Was Energiesparchips bewirken, Investitionen, EU-Projekte, Fachkräftemangel, neuer Campus im Technologiepark: Im Gespräch mit Sabine Herlitschka, Vorstandsvorsitzende Infineon Technologies Austria AG.

Am Infineon-Standort Villach wurden im Vorjahr über neun Milliarden Chips gefertigt. Wofür werden diese verwendet?
HERLITSCHKA: Der Großteil befindet sich zum Beispiel in Photovoltaik-Anlagen, Windrädern, in Motorsteuerungen im Auto oder Zügen, in Datenzentren oder im Handy. Wir stellen sogenannte Leistungselektronik her, also Mikrochips, die Energie so effizient leiten, dass möglichst wenig davon verloren geht. Damit können wir auch sehr viel CO2 einsparen und Emissionen reduzieren. Ein Beispiel: Die hier in Villach in einem Jahr gefertigten rund neun Milliarden Chips können in den digitalen Anwendungen rund sieben Millionen Tonnen CO2 einsparen.

„WIR SIND GUT IM PLAN“
Der Infineon-Standort Villach wurde um 1,6 Milliarden Euro ausgebaut. Grundstücke wären noch vorhanden. Sind in nächster Zeit weitere Investitionen vorgesehen – wenn ja, für welche Bereiche?
Die neue Chipfabrik fahren wir sukzessive hoch. Da geht es um komplexe Produktionsschritte, Prozesse, Anlagen und Systeme, die aufeinander abgestimmt werden müssen. Wir sind gut im Plan und werden bis Ende 2024, Anfang 2025 in Vollauslastung sein. Investitionen am Standort evaluieren wir laufend auch mit Blick auf die Entwicklungen am Markt.

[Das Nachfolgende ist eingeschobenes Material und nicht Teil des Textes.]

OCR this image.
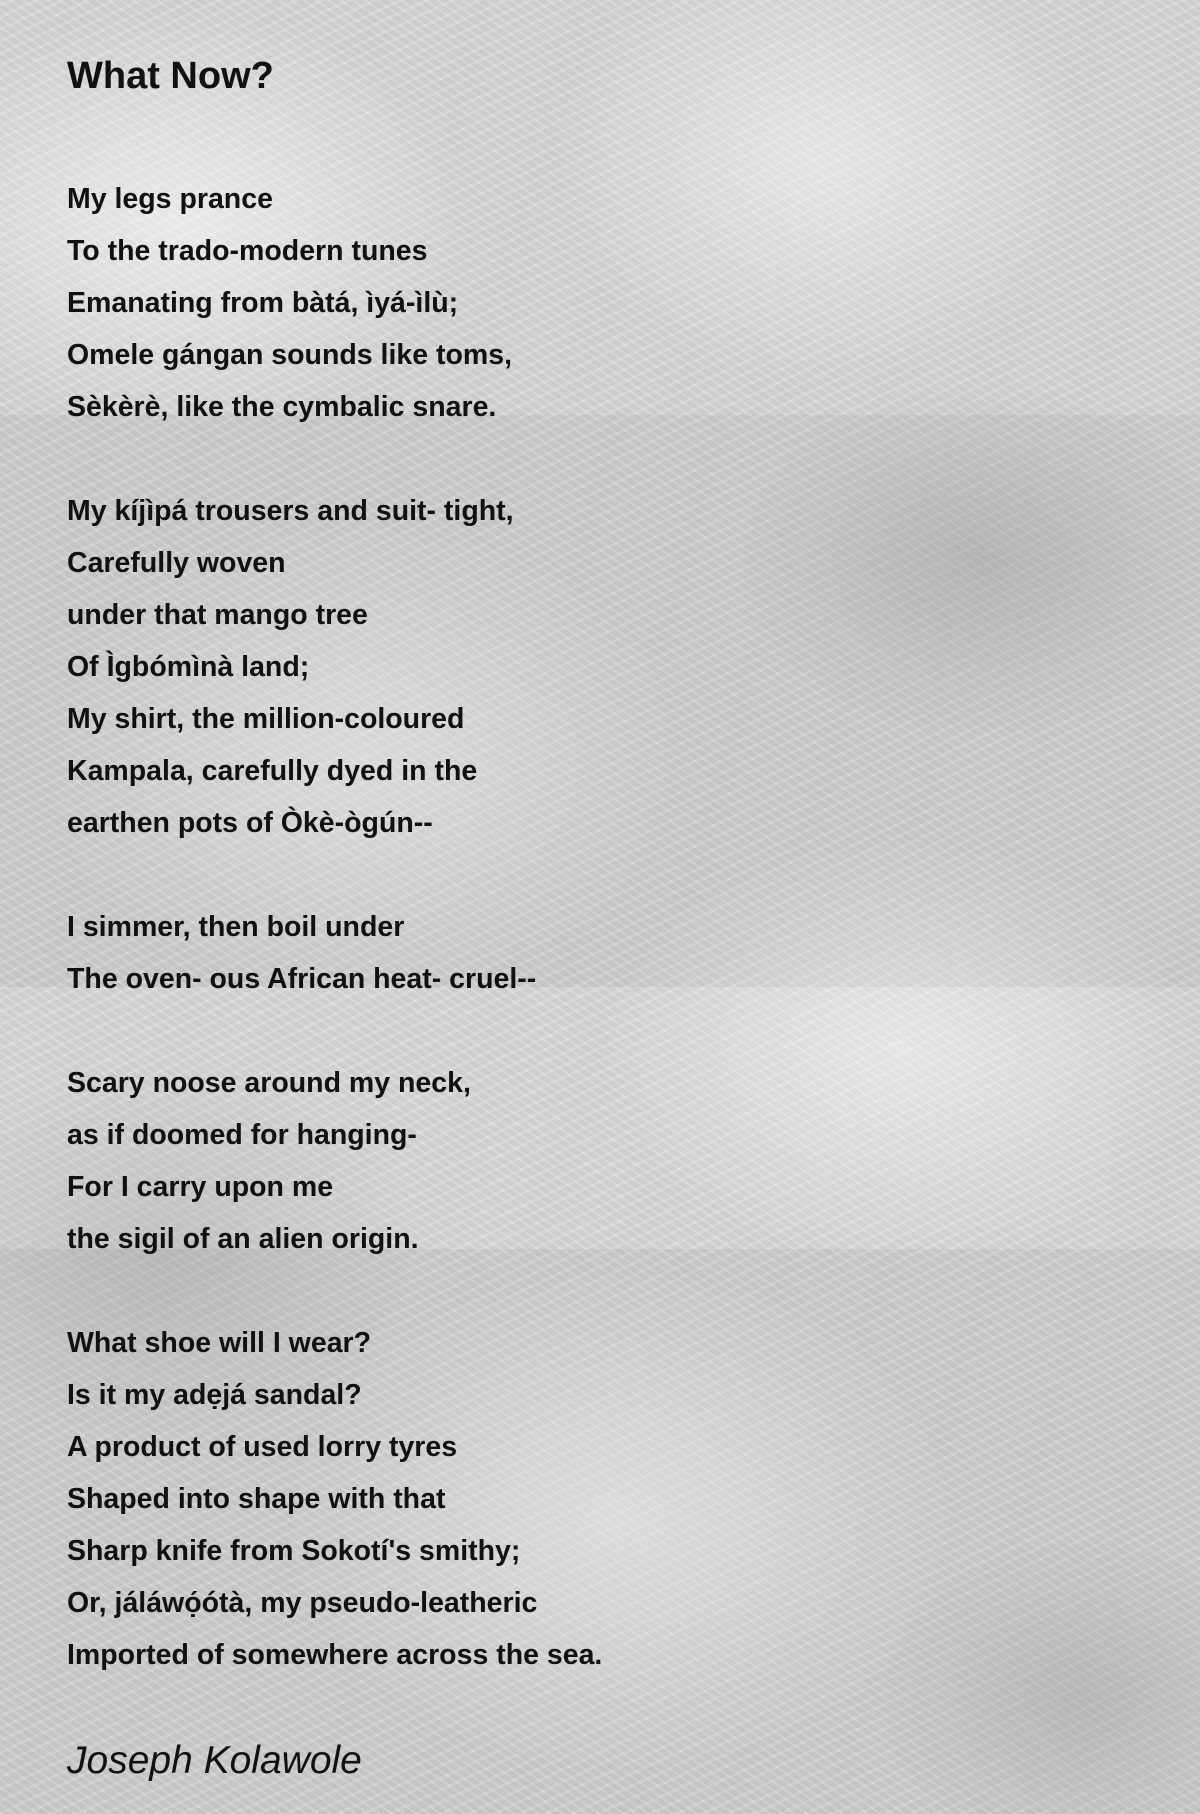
What Now?
My legs prance
To the trado-modern tunes
Emanating from bàtá, ìyá-ìlù;
Omele gángan sounds like toms,
Sèkèrè, like the cymbalic snare.
My kíjìpá trousers and suit- tight,
Carefully woven
under that mango tree
Of Ìgbómìnà land;
My shirt, the million-coloured
Kampala, carefully dyed in the
earthen pots of Òkè-ògún--
I simmer, then boil under
The oven- ous African heat- cruel--
Scary noose around my neck,
as if doomed for hanging-
For I carry upon me
the sigil of an alien origin.
What shoe will I wear?
Is it my adẹjá sandal?
A product of used lorry tyres
Shaped into shape with that
Sharp knife from Sokotí's smithy;
Or, jáláwọ́ótà, my pseudo-leatheric
Imported of somewhere across the sea.
Joseph Kolawole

Infineon startete EU-Projekte für Leistungselektronik und Künstliche Intelligenz. Welche Überlegungen stehen dahinter?
Es geht um verantwortungsvollen Einsatz von Ressourcen, in gewisser Weise um den Ersatz von Ressourcen durch Intelligenz. Also „Mehr aus weniger“ zu schaffen und das gemeinsam mit 98 Partnern aus ganz Europa. In einem Projekt entwickeln wir die nächste Energiesparchip-Generation mit dem Halbleitermaterial Galliumnitrid. Die neuen Chips bringen mehr Leistung und verbessern die Energieeffizienz um 30 Prozent. Hochgerechnet können wir damit weltweit jährlich 218 Millionen Tonnen CO2 vermeiden. In einem zweiten Projekt geht es um Künstliche Intelligenz und wie wir mit intelligenter Datenvernetzung die Effizienz in der Fertigung und den Ressourcenverbrauch optimieren können. Wir vernetzen uns mit Partnern entlang der gesamten Wertschöpfungskette, um auch sichere Lieferketten aufbauen können.

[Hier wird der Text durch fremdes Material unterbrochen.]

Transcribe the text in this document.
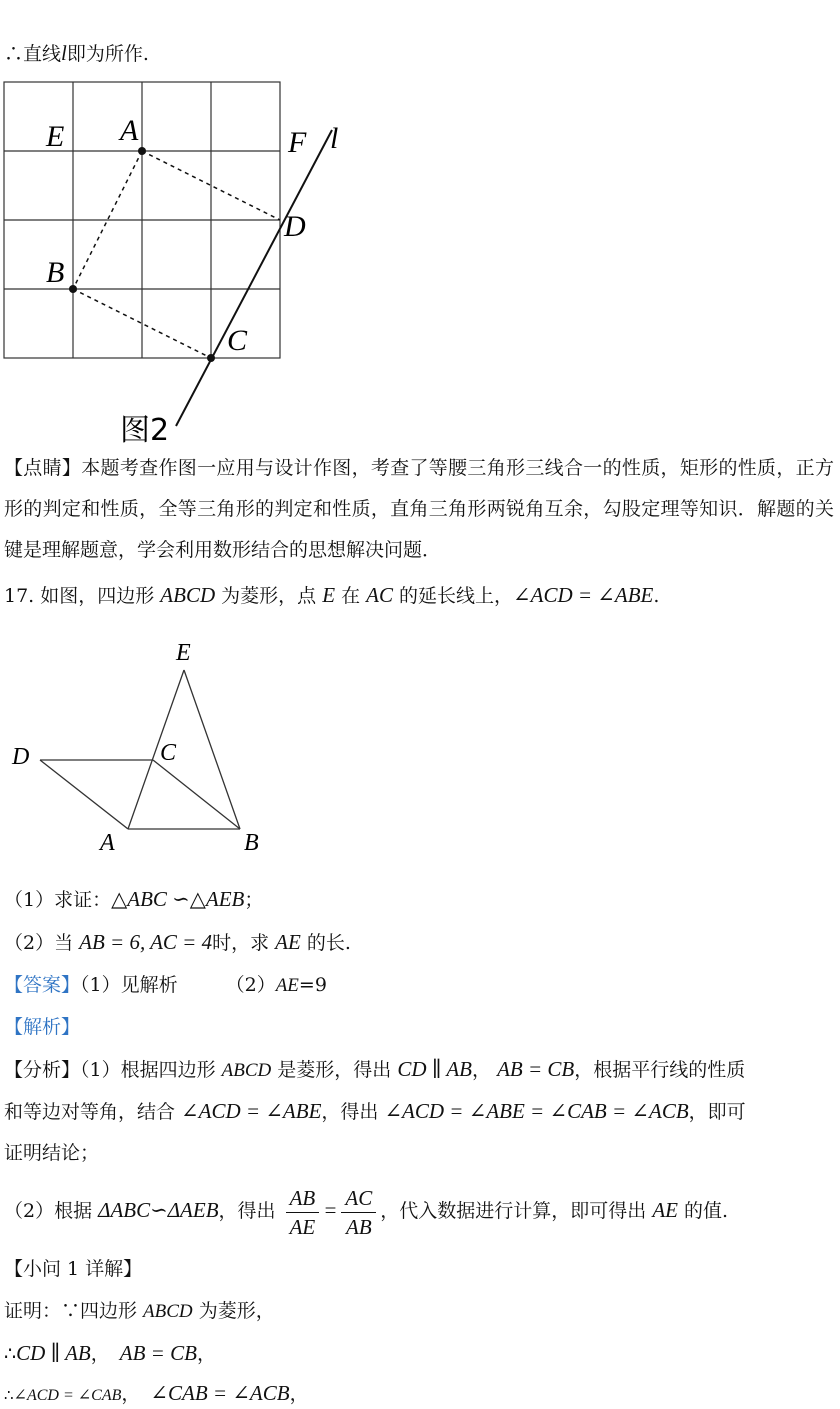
∴直线l即为所作.
E A	F l
D
B
C
图2
【点睛】本题考查作图一应用与设计作图，考查了等腰三角形三线合一的性质，矩形的性质，正方形的判定和性质，全等三角形的判定和性质，直角三角形两锐角互余，勾股定理等知识．解题的关键是理解题意，学会利用数形结合的思想解决问题．
17. 如图，四边形 ABCD 为菱形，点 E 在 AC 的延长线上，∠ACD = ∠ABE.
E
D	C
A	B
（1）求证：△ABC ∽△AEB；
（2）当 AB = 6, AC = 4时，求 AE 的长.
【答案】（1）见解析	（2）AE=9
【解析】
【分析】（1）根据四边形 ABCD 是菱形，得出 CD ∥ AB， AB = CB，根据平行线的性质
和等边对等角，结合 ∠ACD = ∠ABE，得出 ∠ACD = ∠ABE = ∠CAB = ∠ACB，即可
证明结论；
（2）根据 ΔABC∽ΔAEB，得出 $\frac{AB}{AE} = \frac{AC}{AB}$ ，代入数据进行计算，即可得出 AE 的值.
【小问 1 详解】
证明：∵四边形 ABCD 为菱形，
∴CD ∥ AB， AB = CB，
∴∠ACD = ∠CAB， ∠CAB = ∠ACB，
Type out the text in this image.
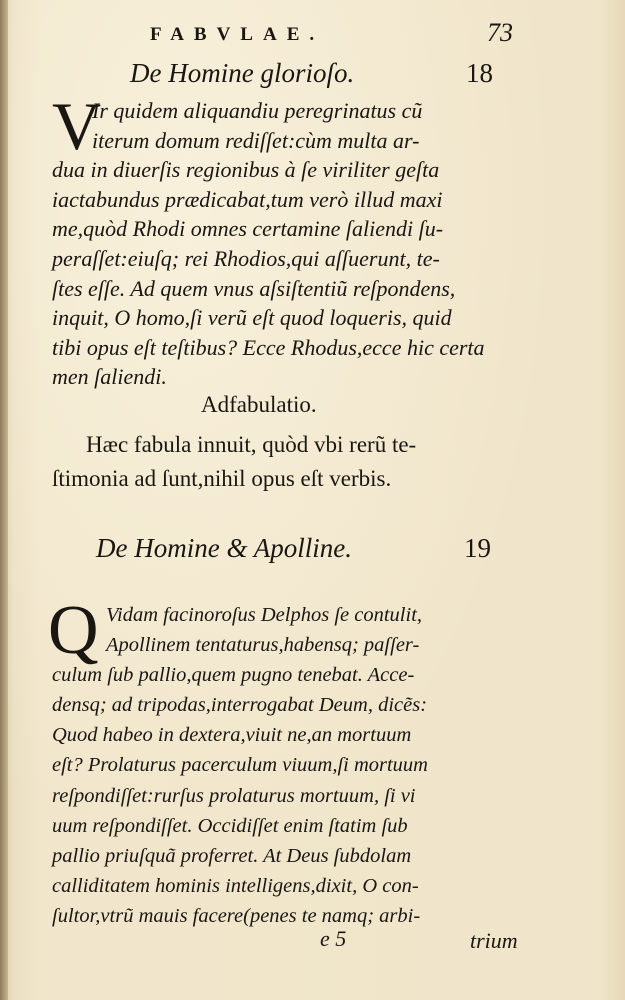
FABVLAE.	73
De Homine glorioſo.	18
V
Ir quidem aliquandiu peregrinatus cũ
iterum domum rediſſet:cùm multa ar-
dua in diuerſis regionibus à ſe viriliter geſta
iactabundus prædicabat,tum verò illud maxi
me,quòd Rhodi omnes certamine ſaliendi ſu-
peraſſet:eiuſq; rei Rhodios,qui aſſuerunt, te-
ſtes eſſe. Ad quem vnus aſsiſtentiũ reſpondens,
inquit, O homo,ſi verũ eſt quod loqueris, quid
tibi opus eſt teſtibus? Ecce Rhodus,ecce hic certa
men ſaliendi.
Adfabulatio.
Hæc fabula innuit, quòd vbi rerũ te-
ſtimonia ad ſunt,nihil opus eſt verbis.
De Homine & Apolline.	19
Q Vidam facinoroſus Delphos ſe contulit,
Apollinem tentaturus,habensq; paſſer-
culum ſub pallio,quem pugno tenebat. Acce-
densq; ad tripodas,interrogabat Deum, dicẽs:
Quod habeo in dextera,viuit ne,an mortuum
eſt? Prolaturus pacerculum viuum,ſi mortuum
reſpondiſſet:rurſus prolaturus mortuum, ſi vi
uum reſpondiſſet. Occidiſſet enim ſtatim ſub
pallio priuſquã proferret. At Deus ſubdolam
calliditatem hominis intelligens,dixit, O con-
ſultor,vtrũ mauis facere(penes te namq; arbi-
e 5	trium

„ES FEHLEN 14.000 FACHKRÄFTE“
Der Fachkräftemangel entwickelt sich zu einem wirtschaftlichen Problem. Wie stark ist Infineon davon betroffen?
Der Mangel begleitet uns leider schon lange. Allein in der Elektronik und Informationstechnik fehlen in Österreich schon heute rund 14.000 Fachkräfte. Deshalb tun wir sehr viel, um jungen Menschen in ihrer Bildungswahl zu vermitteln, wie spannend und zukunftsrelevant Technik ist. Das sind Berufe mit einem großen Sinnbezug. Jede Ausbildung in Mathematik, Informatik, Technik und Naturwissenschaften, jede Innovation in der Verfahrens- oder Materialtechnik, der Kreislaufwirtschaft, der Physik, Medizin- oder Elektrotechnik, bringt neue Lösungen hervor. Wir brauchen mehr denn je technische Fachkräfte für das Gelingen der Klima- und Energiewende.

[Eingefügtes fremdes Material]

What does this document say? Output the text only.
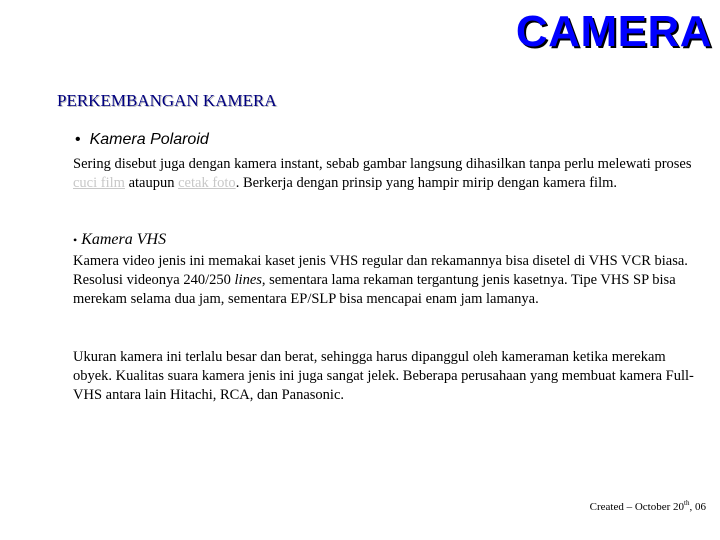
CAMERA
PERKEMBANGAN KAMERA
• Kamera Polaroid

Sering disebut juga dengan kamera instant, sebab gambar langsung dihasilkan tanpa perlu melewati proses cuci film ataupun cetak foto. Berkerja dengan prinsip yang hampir mirip dengan kamera film.

• Kamera VHS

Kamera video jenis ini memakai kaset jenis VHS regular dan rekamannya bisa disetel di VHS VCR biasa. Resolusi videonya 240/250 lines, sementara lama rekaman tergantung jenis kasetnya. Tipe VHS SP bisa merekam selama dua jam, sementara EP/SLP bisa mencapai enam jam lamanya.

Ukuran kamera ini terlalu besar dan berat, sehingga harus dipanggul oleh kameraman ketika merekam obyek. Kualitas suara kamera jenis ini juga sangat jelek. Beberapa perusahaan yang membuat kamera Full-VHS antara lain Hitachi, RCA, dan Panasonic.

Created – October 20th, 06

„EIN ZEICHEN FÜR DIE ZUKUNFT“
Die Gemeinnützige Personalservice Kärnten GmbH errichtet im Technologiepark Villach einen hochmodernen Aus- und Weiterbildungscampus. Was erwartet sich Infineon davon?
Mit dem neuen Lehrlingscampus setzen alle Partner ein Zeichen für die Zukunft und die Weiterentwicklung der technischen Lehre. Ziel ist es, die Fachkräfte von morgen schneller und umfassender mit den Anforderungen der Fertigung der Zukunft vertraut zu machen. Ab Herbst 2024 gibt es hier ein Top-Umfeld mit neuester Ausstattung und praxisorientierten Lehrmethoden. Beim neuen Lehrlingscampus sind wir mit 1500 Quadratmeter der größte Mieter und bringen neue, hochmoderne Geräte mit ein.

EINE DOPPELLEHRE
„Lehre und Studium“ – Infineon verbindet eine technische Ausbildung und parallel dazu ein Studium an der FH. Welche Überlegungen stehen dahinter?
Das Modell richtet sich speziell an Menschen mit Matura der AHS und BHS. Es kombiniert die Doppellehre „Elektro- und Metalltechnik“ mit dem Studium „Systems Engineering“ an der FH Kärnten. Während es im Studium um die Theorie und Konzepte geht, steht im Betrieb der Erwerb von praktischen und handwerklichen Kenntnissen im Fokus. Da geht es um die Steuerung, Programmierung und Wartung komplexer Industrieanlagen. Derzeit absolvieren bei uns 18 Lehrlinge diese Ausbildung, davon die Hälfte junge Frauen.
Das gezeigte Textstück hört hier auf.